Art. 2º O descumprimento do disposto no art. 1º será apurado na forma estabelecida pela Secretaria Estadual da Fazenda, assegurado o regular procedimento administrativo ao interessado.
Art. 3º Esgotada a instância administrativa, o Poder Executivo divulgará, através do Diário Oficial do Estado, a relação nominal dos estabelecimentos comerciais penalizados com base no disposto nesta lei, fazendo nela constar, ainda, os respectivos números do Cadastro Nacional da Pessoa Jurídica (CNPJ), endereços de funcionamento e nome completo dos sócios.
Art. 4º A cassação da eficácia da inscrição do cadastro de contribuintes do ICMS, prevista no artigo 1º, implicará aos sócios, pessoas físicas ou jurídicas, em conjunto ou separadamente, do estabelecimento penalizado:
I - o impedimento de exercerem o mesmo ramo de atividade, mesmo que em estabelecimento distinto daquele;
II - a proibição de entrarem com pedido de inscrição de nova empresa, no mesmo ramo de atividade.
Parágrafo único As restrições previstas nos incisos prevalecerão pelo prazo de 10 (dez) anos, contados da data de cassação.

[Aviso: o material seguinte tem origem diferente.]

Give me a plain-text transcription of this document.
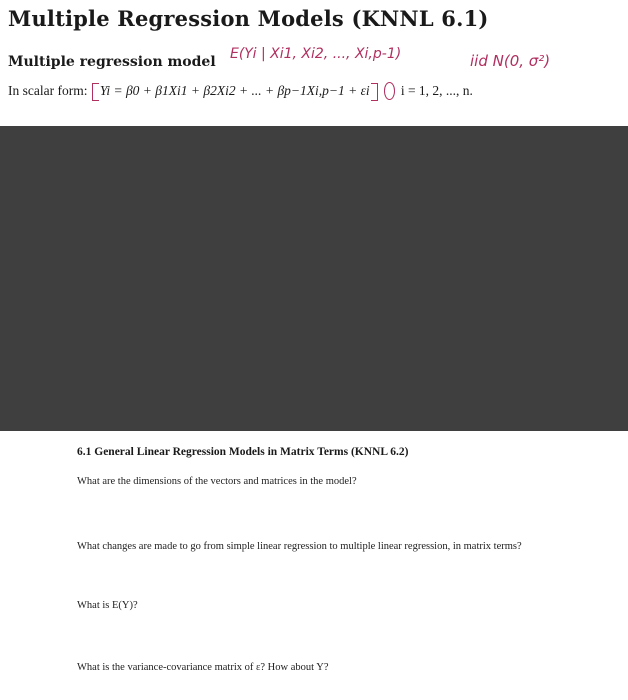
Multiple Regression Models (KNNL 6.1)
Multiple regression model E(Yi | Xi1, Xi2, ..., Xi,p-1)	iid N(0, σ²)
In scalar form: Yi = β0 + β1Xi1 + β2Xi2 + ... + βp−1Xi,p−1 + εi i = 1, 2, ..., n.
6.1 General Linear Regression Models in Matrix Terms (KNNL 6.2)
What are the dimensions of the vectors and matrices in the model?
What changes are made to go from simple linear regression to multiple linear regression, in matrix terms?
What is E(Y)?
What is the variance-covariance matrix of ε? How about Y?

Art. 5º As despesas decorrentes da execução desta lei correrão à conta de dotações orçamentárias próprias, suplementadas se necessário.

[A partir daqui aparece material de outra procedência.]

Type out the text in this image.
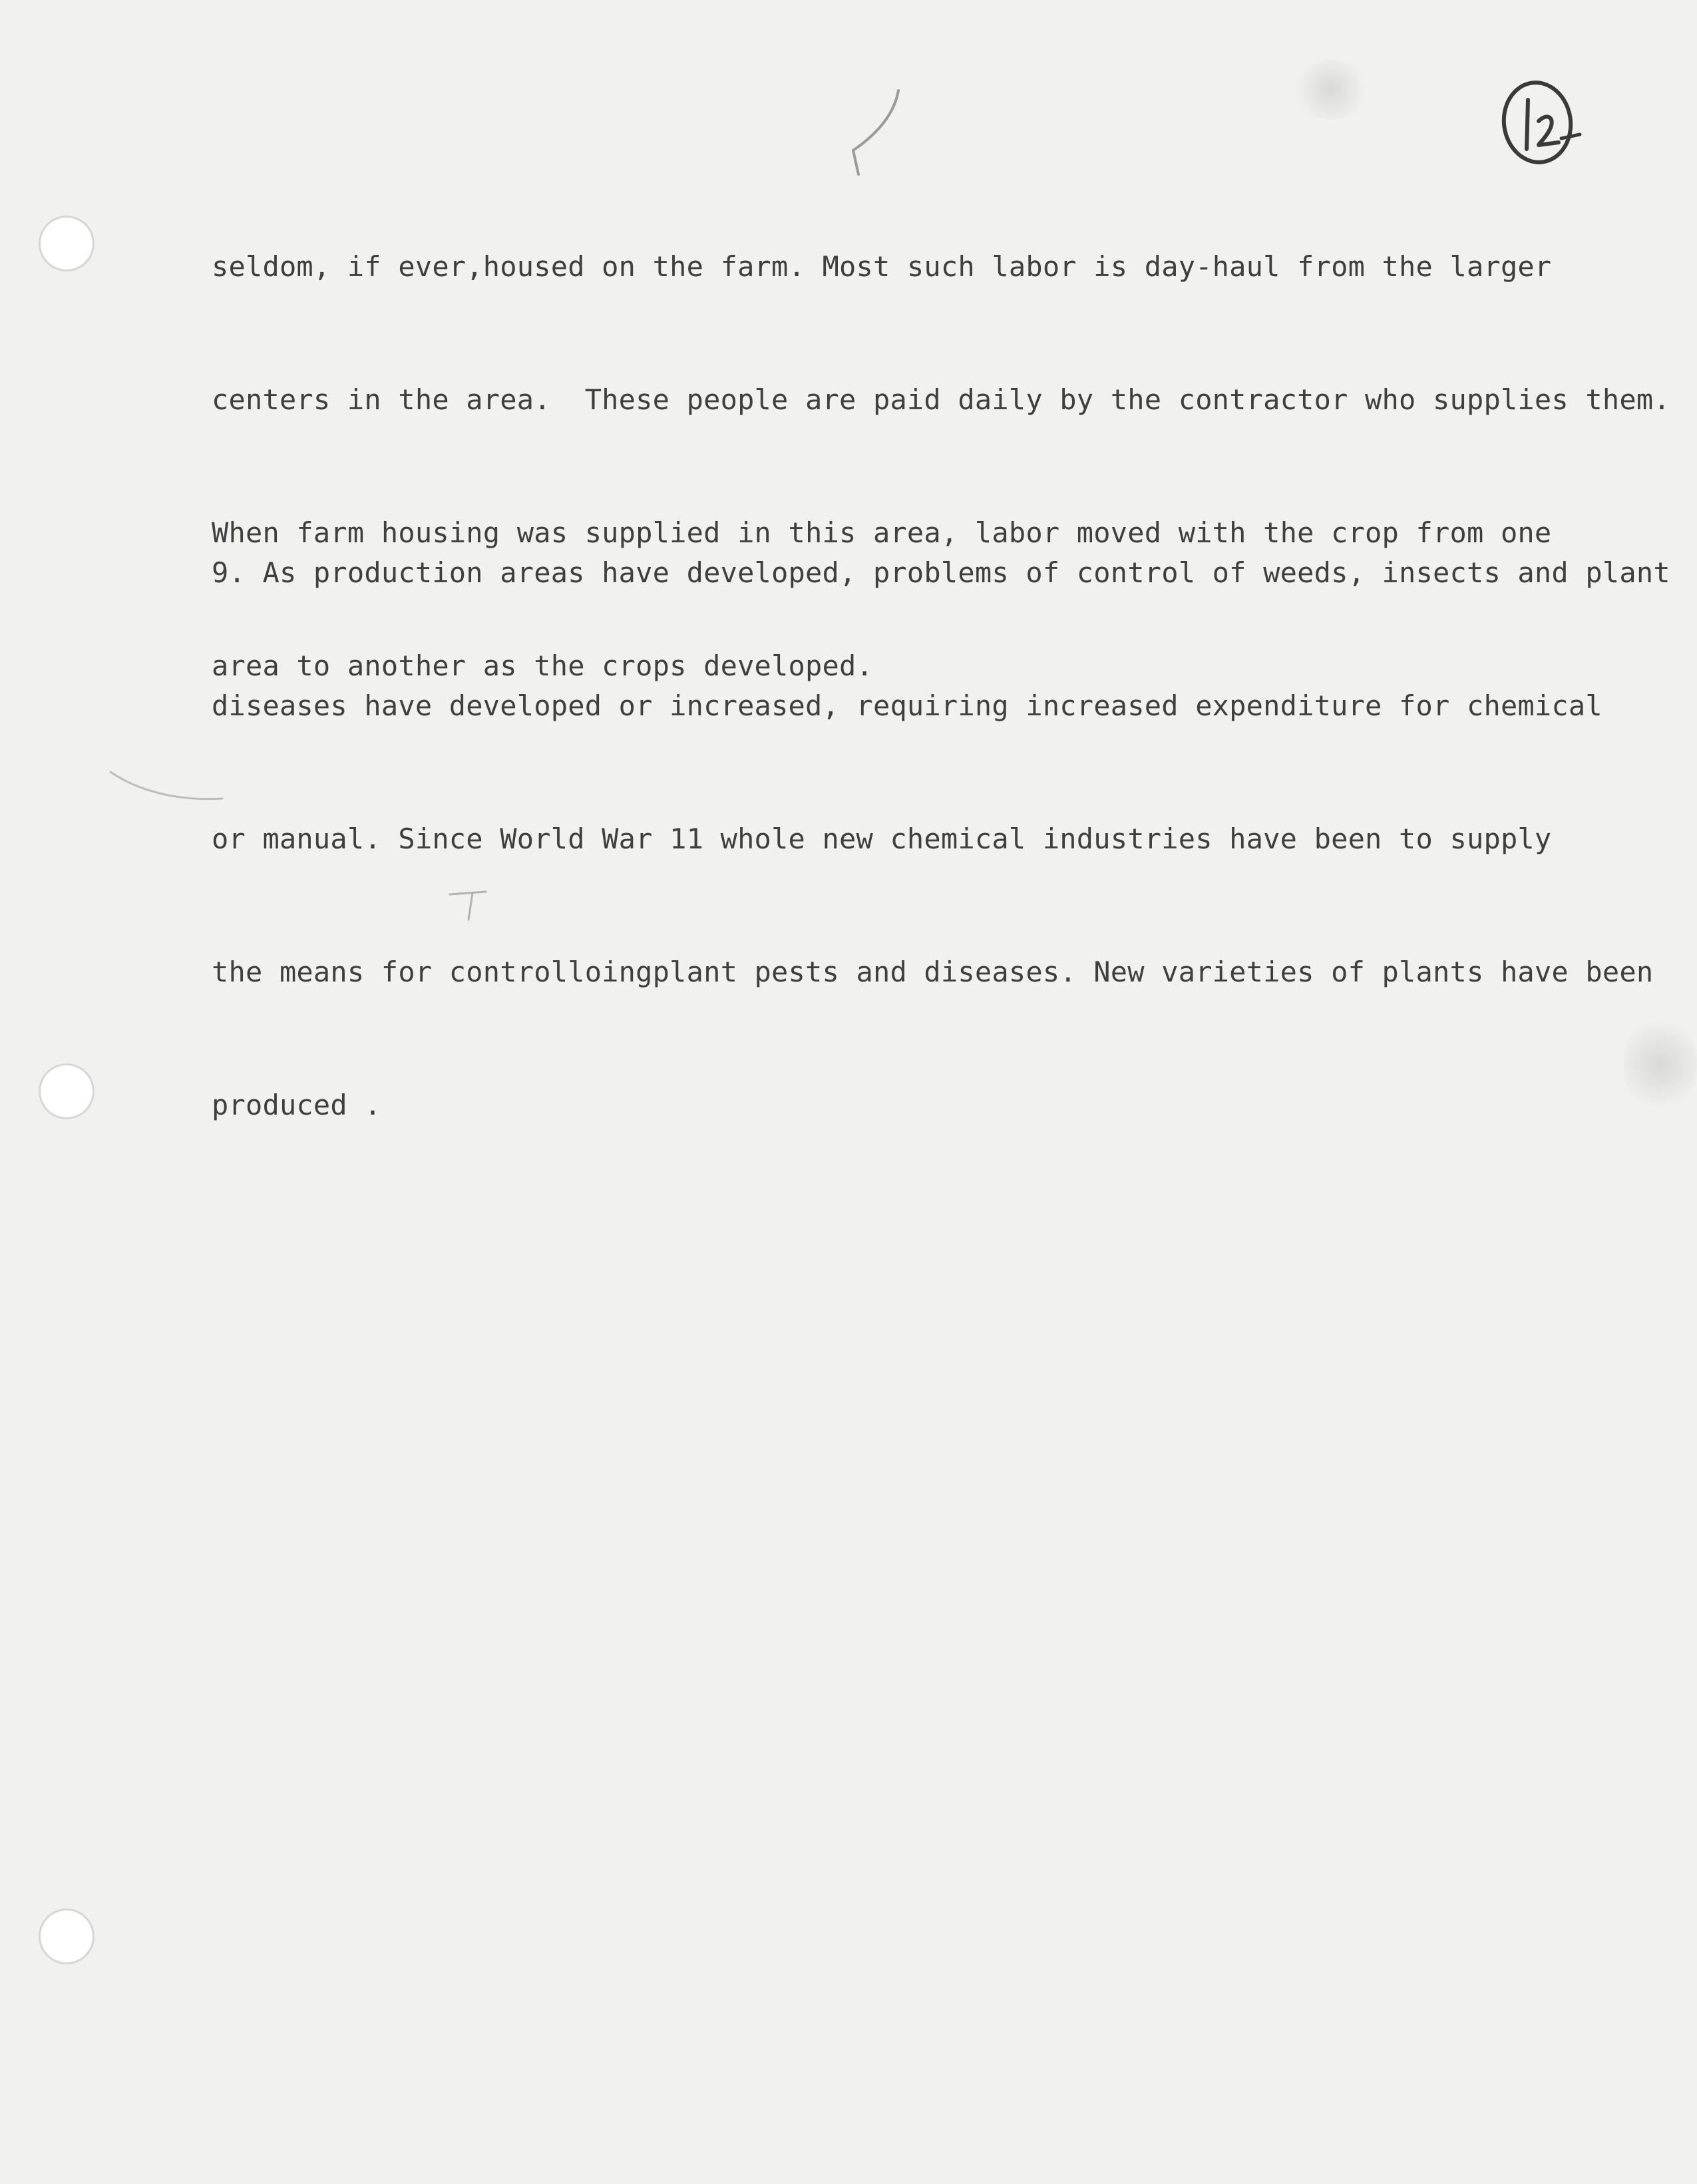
seldom, if ever,housed on the farm. Most such labor is day-haul from the larger

centers in the area.  These people are paid daily by the contractor who supplies them.

When farm housing was supplied in this area, labor moved with the crop from one

area to another as the crops developed.

9. As production areas have developed, problems of control of weeds, insects and plant

diseases have developed or increased, requiring increased expenditure for chemical

or manual. Since World War 11 whole new chemical industries have been to supply

the means for controlloingplant pests and diseases. New varieties of plants have been

produced .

Art. 6º O Poder Executivo regulamentará essa Lei no prazo de 30 (trinta) dias após a sua publicação.
Art. 7º Esta lei entra em vigor na data de sua publicação.
LARISSA GASPAR
DEPUTADA
JUSTIFICATIVA:
A presente proposta é inspirada em legislação com o mesmo objetivo em aplicação no Estado de São Paulo desde 2013, Lei nº 14.946/13, que visa desestimular e punir, na esfera administrativa, o uso do trabalho de pessoas em condições análogas a de escravo. A legislação paulista foi reconhecida como um grande avanço e referência mundial pela ONU no combate ao “trabalho escravo”, determinando a cassação da eficácia da inscrição do cadastro de contribuintes do ICMS para as empresas infratoras.
A medida impede a continuidade das atividades da empresa, atingindo ainda seus sócios, pessoas físicas ou jurídicas, em conjunto ou separadamente, do estabelecimento penalizado, determinando que estes fiquem:
I - Impedidos de exercerem o mesmo ramo de atividade, mesmo que em estabelecimento distinto daquele;
II - Proibidos de entrarem com pedido de inscrição de nova empresa, no mesmo ramo de atividade.

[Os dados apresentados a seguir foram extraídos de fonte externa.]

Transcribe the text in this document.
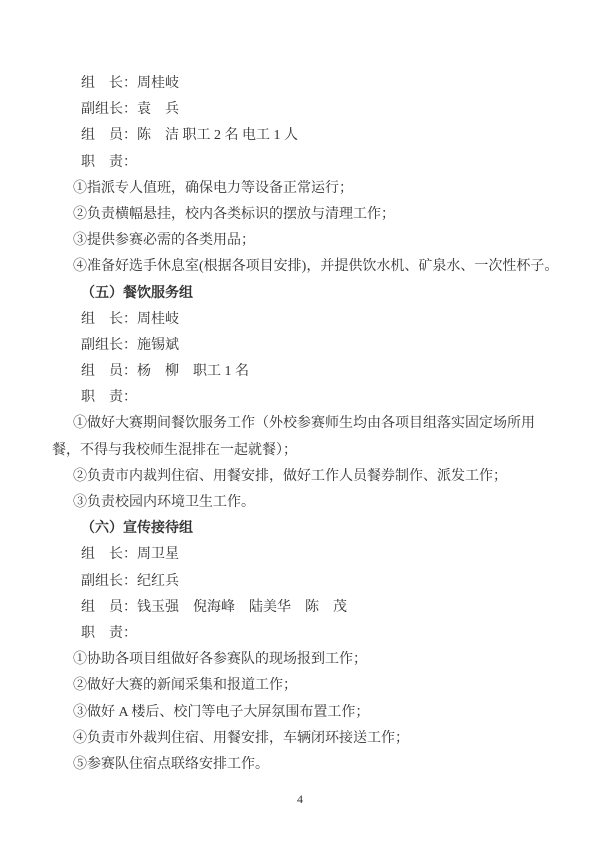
组　长：周桂岐
副组长：袁　兵
组　员：陈　洁 职工 2 名 电工 1 人
职　责：
①指派专人值班，确保电力等设备正常运行；
②负责横幅悬挂，校内各类标识的摆放与清理工作；
③提供参赛必需的各类用品；
④准备好选手休息室(根据各项目安排)，并提供饮水机、矿泉水、一次性杯子。
（五）餐饮服务组
组　长：周桂岐
副组长：施锡斌
组　员：杨　柳　职工 1 名
职　责：
①做好大赛期间餐饮服务工作（外校参赛师生均由各项目组落实固定场所用
餐，不得与我校师生混排在一起就餐）；
②负责市内裁判住宿、用餐安排，做好工作人员餐券制作、派发工作；
③负责校园内环境卫生工作。
（六）宣传接待组
组　长：周卫星
副组长：纪红兵
组　员：钱玉强　倪海峰　陆美华　陈　茂
职　责：
①协助各项目组做好各参赛队的现场报到工作；
②做好大赛的新闻采集和报道工作；
③做好 A 楼后、校门等电子大屏氛围布置工作；
④负责市外裁判住宿、用餐安排，车辆闭环接送工作；
⑤参赛队住宿点联络安排工作。
4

As restrições durarão pelo prazo de 10 anos, contados da data da cassação.
É sabido que, além de configurar crime pela legislação nacional, o uso de trabalho em condições análogas e de escravo provoca graves impactos econômicos em virtude da concorrência desleal, uma vez que garante vantagens competitivas para as empresas infratoras que aumentam seus lucros violando a dignidade dos trabalhadores e os direitos humanos. Desta forma, com intuito de impedir que essa prática se instale no Ceará, diante dos casos já amplamente divulgados, propomos o presente Projeto de Lei pedindo o apoio de todas e todos os parlamentares.